La musique des corps

a-la-claire-fontaine

Je ne sais qui commença, 
de ma bouche ou de mes doigts. 
Depuis des mois, que chaque nuit, 
J'écris, je compose, je ne jouis,
Plus que pour cette muse.
Qui se dérobe à moi, qui toujours se refuse.
D'un entrechat, 
elle s'offre aux petits rats, 
Mais aux sirènes de ma musique, 
Elle répondait par la pas nique. 
Jusqu'à ce jour où enfin,
Après m'être masturbé sans fin
l'esprit, j'ai osé :
Sur mon pupitre, je l'ai posée.
Pas de répétition, j'embraye la première, 
J'installe la partition sans attendre sa prière. 
J'entame l'ouverture. 
Qu'elle se défende encore, je la jette en pâture. 
De ma baguette, je la dirige, je la cible,

Prêt à aller jusqu'à toucher sa corde sensible.
Ondulant comme une harpe, elle frôle mon archet, 
Qui rêve sans vergogne d'empaler ce brochet.
De mes mains virtuoses, je la fais vibrer, je l'accorde, 
Frottés, pincées, frappées, je joue toutes ses cordes,
Des notes se dessinent sur son corps instrumenté,
A chaque courbe, je caresse une ronde pointée. 

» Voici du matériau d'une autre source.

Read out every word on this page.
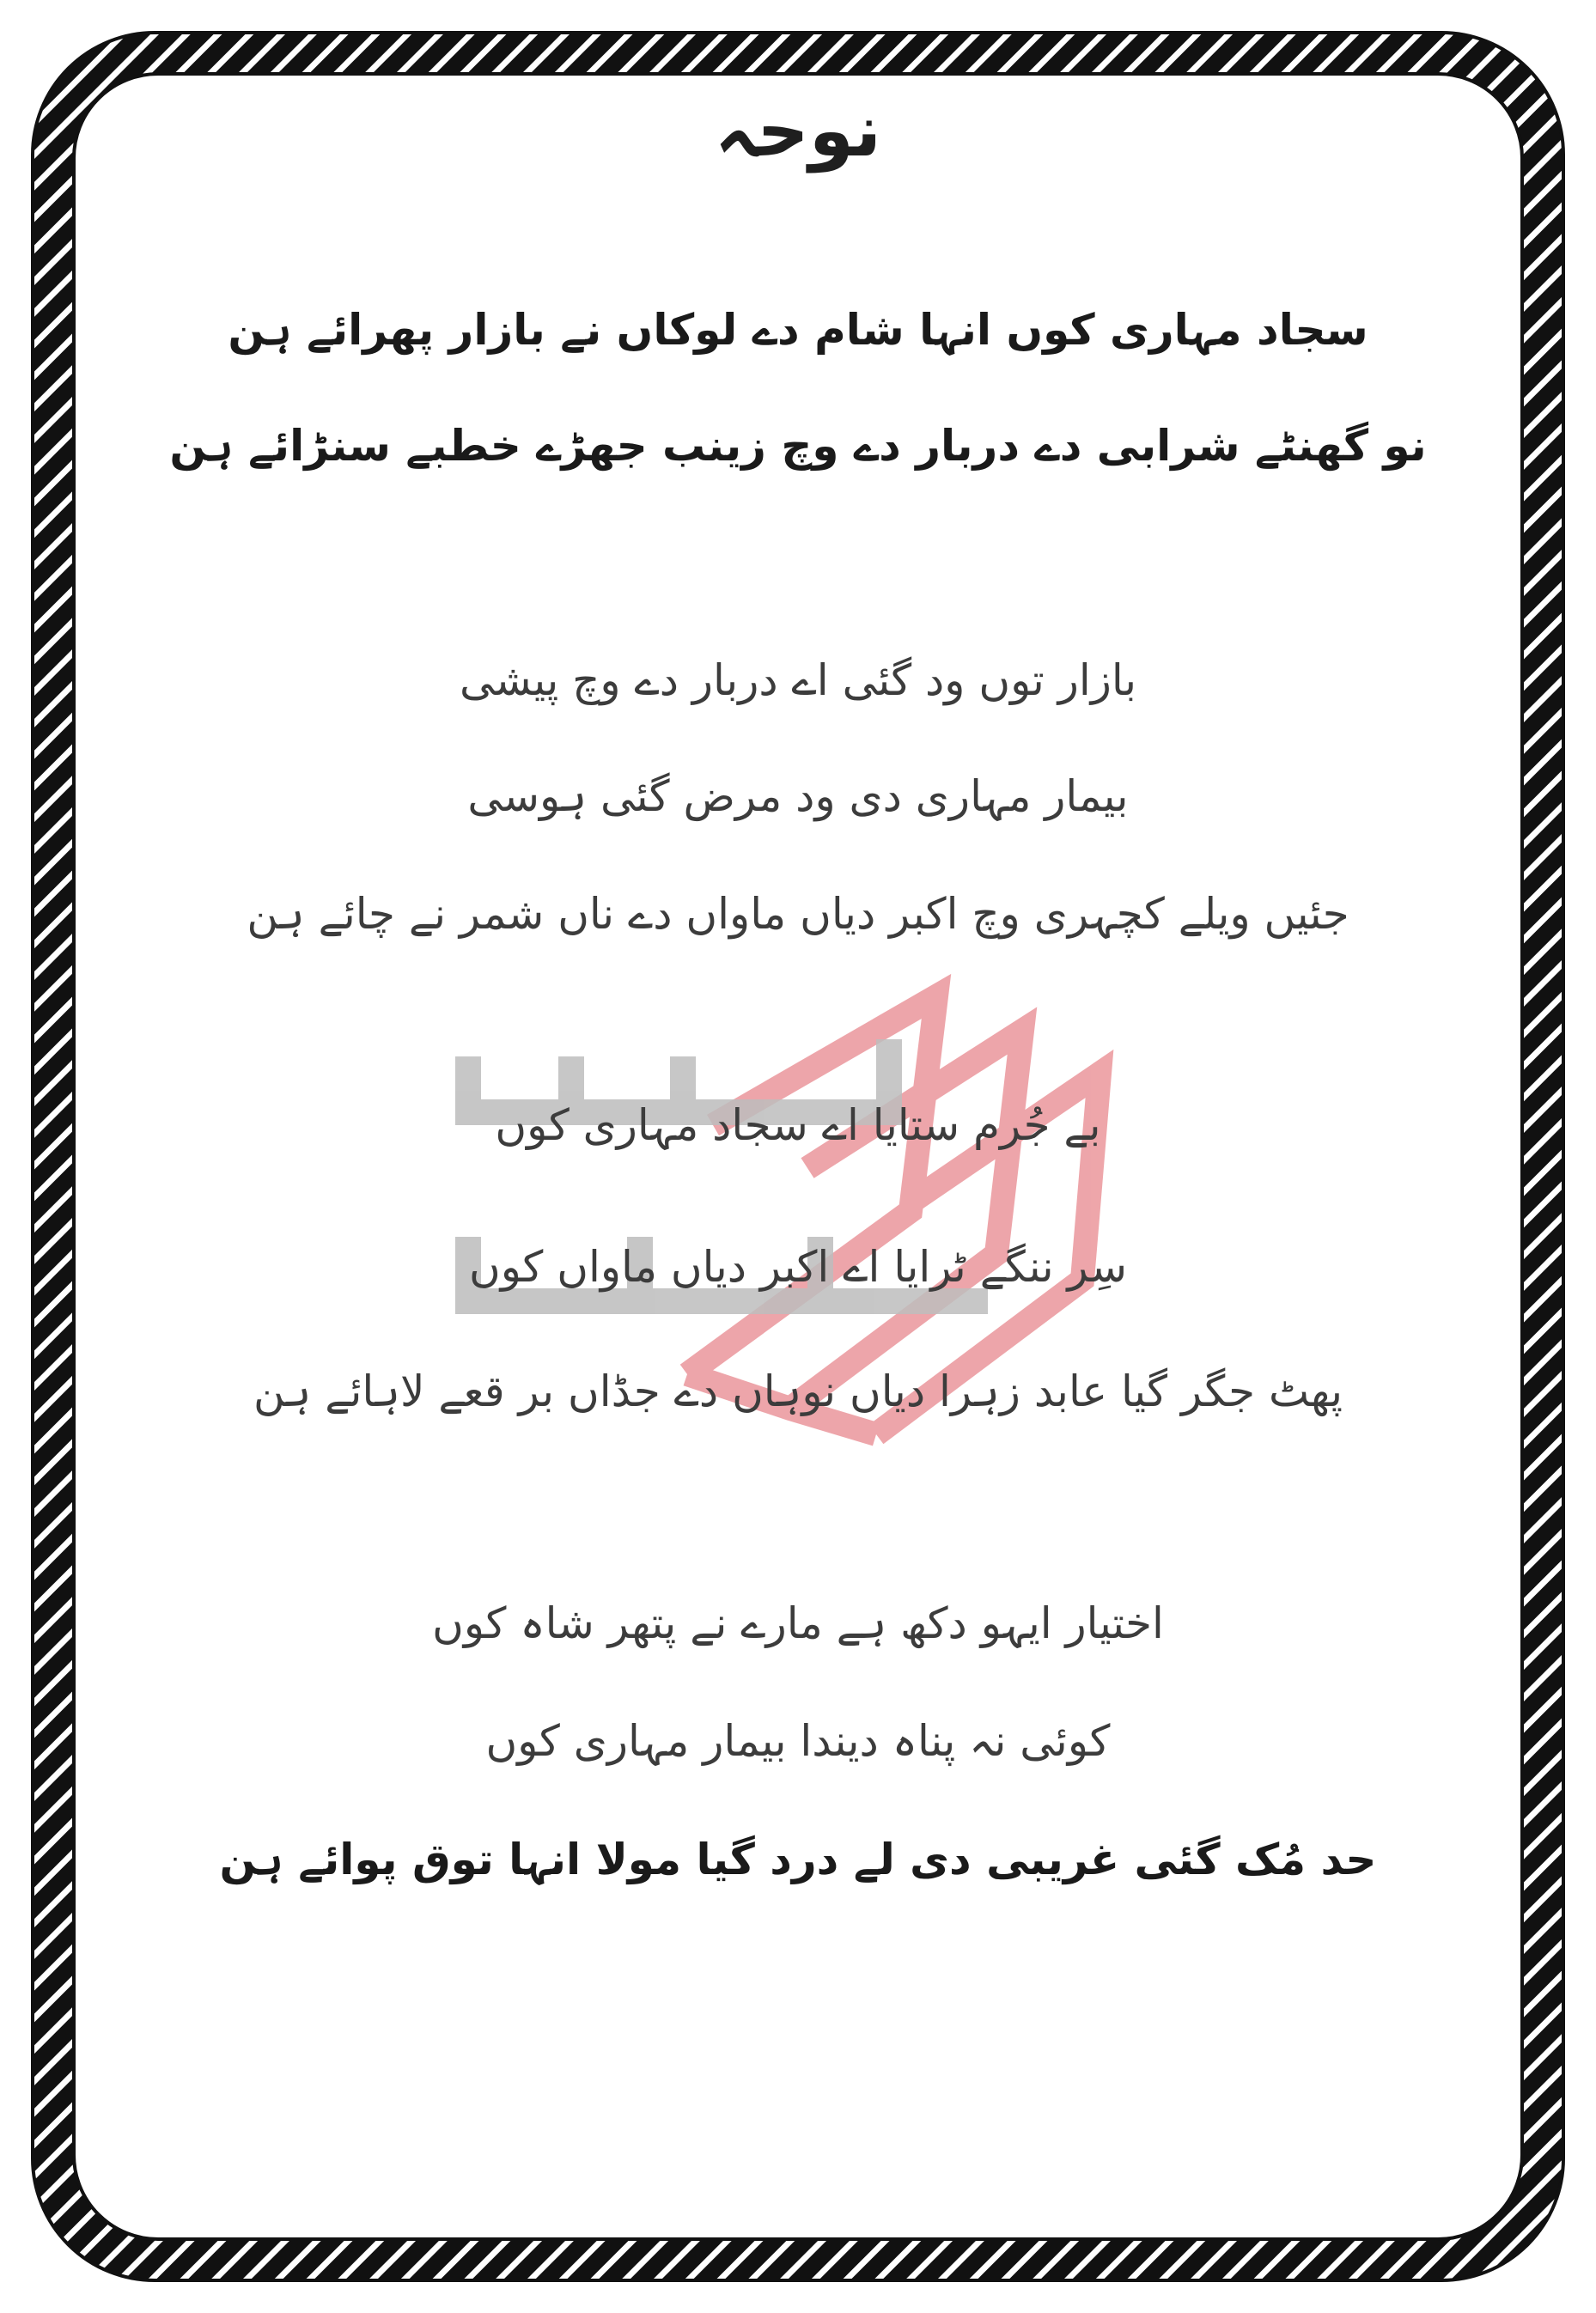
نوحہ
سجاد مہاری کوں انہا شام دے لوکاں نے بازار پھرائے ہن
نو گھنٹے شرابی دے دربار دے وچ زینب جھڑے خطبے سنڑائے ہن
بازار توں ود گئی اے دربار دے وچ پیشی
بیمار مہاری دی ود مرض گئی ہوسی
جئیں ویلے کچہری وچ اکبر دیاں ماواں دے ناں شمر نے چائے ہن
بے جُرم ستایا اے سجاد مہاری کوں
سِر ننگے ٹرایا اے اکبر دیاں ماواں کوں
پھٹ جگر گیا عابد زہرا دیاں نوہاں دے جڈاں بر قعے لاہائے ہن
اختیار ایہو دکھ ہے مارے نے پتھر شاہ کوں
کوئی نہ پناہ دیندا بیمار مہاری کوں
حد مُک گئی غریبی دی لے درد گیا مولا انہا توق پوائے ہن
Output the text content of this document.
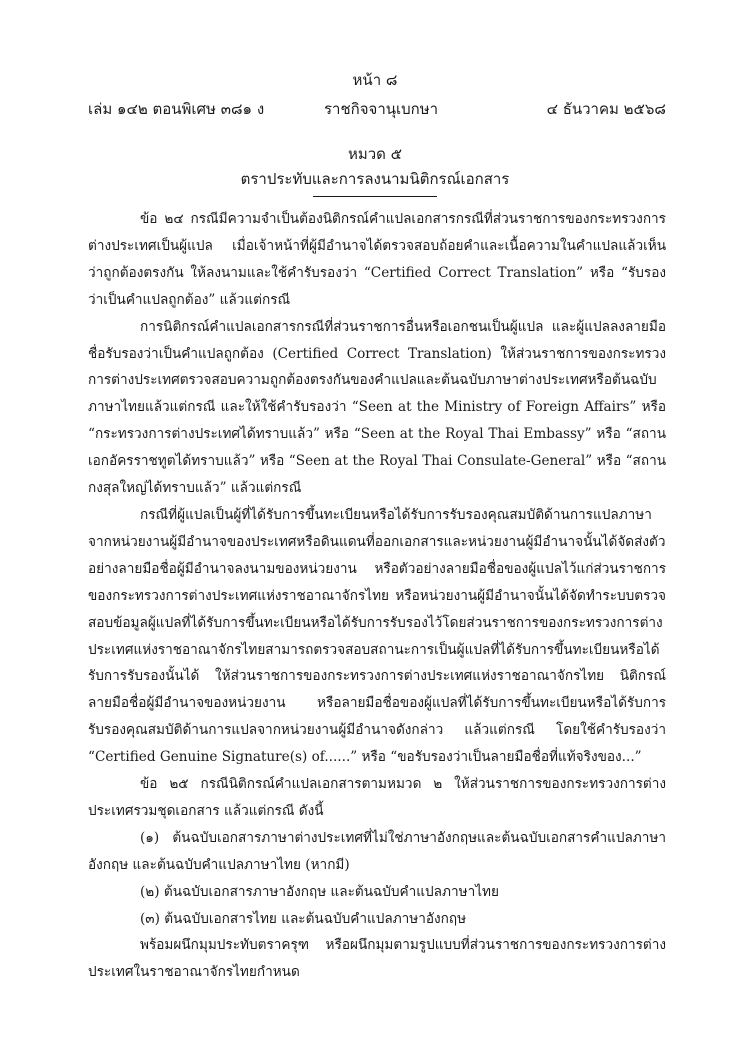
หน้า ๘
เล่ม ๑๔๒ ตอนพิเศษ ๓๘๑ ง	ราชกิจจานุเบกษา	๔ ธันวาคม ๒๕๖๘
หมวด ๕
ตราประทับและการลงนามนิติกรณ์เอกสาร

ข้อ ๒๔ กรณีมีความจำเป็นต้องนิติกรณ์คำแปลเอกสารกรณีที่ส่วนราชการของกระทรวงการต่างประเทศเป็นผู้แปล เมื่อเจ้าหน้าที่ผู้มีอำนาจได้ตรวจสอบถ้อยคำและเนื้อความในคำแปลแล้วเห็นว่าถูกต้องตรงกัน ให้ลงนามและใช้คำรับรองว่า “Certified Correct Translation” หรือ “รับรองว่าเป็นคำแปลถูกต้อง” แล้วแต่กรณี

การนิติกรณ์คำแปลเอกสารกรณีที่ส่วนราชการอื่นหรือเอกชนเป็นผู้แปล และผู้แปลลงลายมือชื่อรับรองว่าเป็นคำแปลถูกต้อง (Certified Correct Translation) ให้ส่วนราชการของกระทรวงการต่างประเทศตรวจสอบความถูกต้องตรงกันของคำแปลและต้นฉบับภาษาต่างประเทศหรือต้นฉบับภาษาไทยแล้วแต่กรณี และให้ใช้คำรับรองว่า “Seen at the Ministry of Foreign Affairs” หรือ “กระทรวงการต่างประเทศได้ทราบแล้ว” หรือ “Seen at the Royal Thai Embassy” หรือ “สถานเอกอัครราชทูตได้ทราบแล้ว” หรือ “Seen at the Royal Thai Consulate-General” หรือ “สถานกงสุลใหญ่ได้ทราบแล้ว” แล้วแต่กรณี

กรณีที่ผู้แปลเป็นผู้ที่ได้รับการขึ้นทะเบียนหรือได้รับการรับรองคุณสมบัติด้านการแปลภาษาจากหน่วยงานผู้มีอำนาจของประเทศหรือดินแดนที่ออกเอกสารและหน่วยงานผู้มีอำนาจนั้นได้จัดส่งตัวอย่างลายมือชื่อผู้มีอำนาจลงนามของหน่วยงาน หรือตัวอย่างลายมือชื่อของผู้แปลไว้แก่ส่วนราชการของกระทรวงการต่างประเทศแห่งราชอาณาจักรไทย หรือหน่วยงานผู้มีอำนาจนั้นได้จัดทำระบบตรวจสอบข้อมูลผู้แปลที่ได้รับการขึ้นทะเบียนหรือได้รับการรับรองไว้โดยส่วนราชการของกระทรวงการต่างประเทศแห่งราชอาณาจักรไทยสามารถตรวจสอบสถานะการเป็นผู้แปลที่ได้รับการขึ้นทะเบียนหรือได้รับการรับรองนั้นได้ ให้ส่วนราชการของกระทรวงการต่างประเทศแห่งราชอาณาจักรไทย นิติกรณ์ลายมือชื่อผู้มีอำนาจของหน่วยงาน หรือลายมือชื่อของผู้แปลที่ได้รับการขึ้นทะเบียนหรือได้รับการรับรองคุณสมบัติด้านการแปลจากหน่วยงานผู้มีอำนาจดังกล่าว แล้วแต่กรณี โดยใช้คำรับรองว่า “Certified Genuine Signature(s) of......” หรือ “ขอรับรองว่าเป็นลายมือชื่อที่แท้จริงของ...”

ข้อ ๒๕ กรณีนิติกรณ์คำแปลเอกสารตามหมวด ๒ ให้ส่วนราชการของกระทรวงการต่างประเทศรวมชุดเอกสาร แล้วแต่กรณี ดังนี้

(๑) ต้นฉบับเอกสารภาษาต่างประเทศที่ไม่ใช่ภาษาอังกฤษและต้นฉบับเอกสารคำแปลภาษาอังกฤษ และต้นฉบับคำแปลภาษาไทย (หากมี)

(๒) ต้นฉบับเอกสารภาษาอังกฤษ และต้นฉบับคำแปลภาษาไทย

(๓) ต้นฉบับเอกสารไทย และต้นฉบับคำแปลภาษาอังกฤษ

พร้อมผนึกมุมประทับตราครุฑ หรือผนึกมุมตามรูปแบบที่ส่วนราชการของกระทรวงการต่างประเทศในราชอาณาจักรไทยกำหนด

Elle met ma flûte à son bec pour débuter un solo,
Et dans ma gorge monte un juste tremolo,


J'ouvre un nouveau Mouvement, 
joint puis disjoint
joint puis à nouveau disjoint,
Puis au bout d'un moment, 
Du profane, dans le sacré je la rejoins.
Les percussions accélèrent dans le baroque,
Castagnettes, grelots et maracas s'entrechoquent,
À chaque portée, j'entre une nouvelle clé pour finir sur le Sol,

L'émotion va crescendo, j'en perds ma boussole.
J'halète en métronome,  
Au diapason, elle répond de son sternum.
La voilà qui monte dans les aigus,
Avec un classicisme fort ambigüe.
Le mouvement perpétuel s'achève,
Dans une apothéose finale en tenue d'Ève.
Une berceuse vient finir cette symphonie harassante,
Et elle s'endort ainsi, sur une plainte languissante.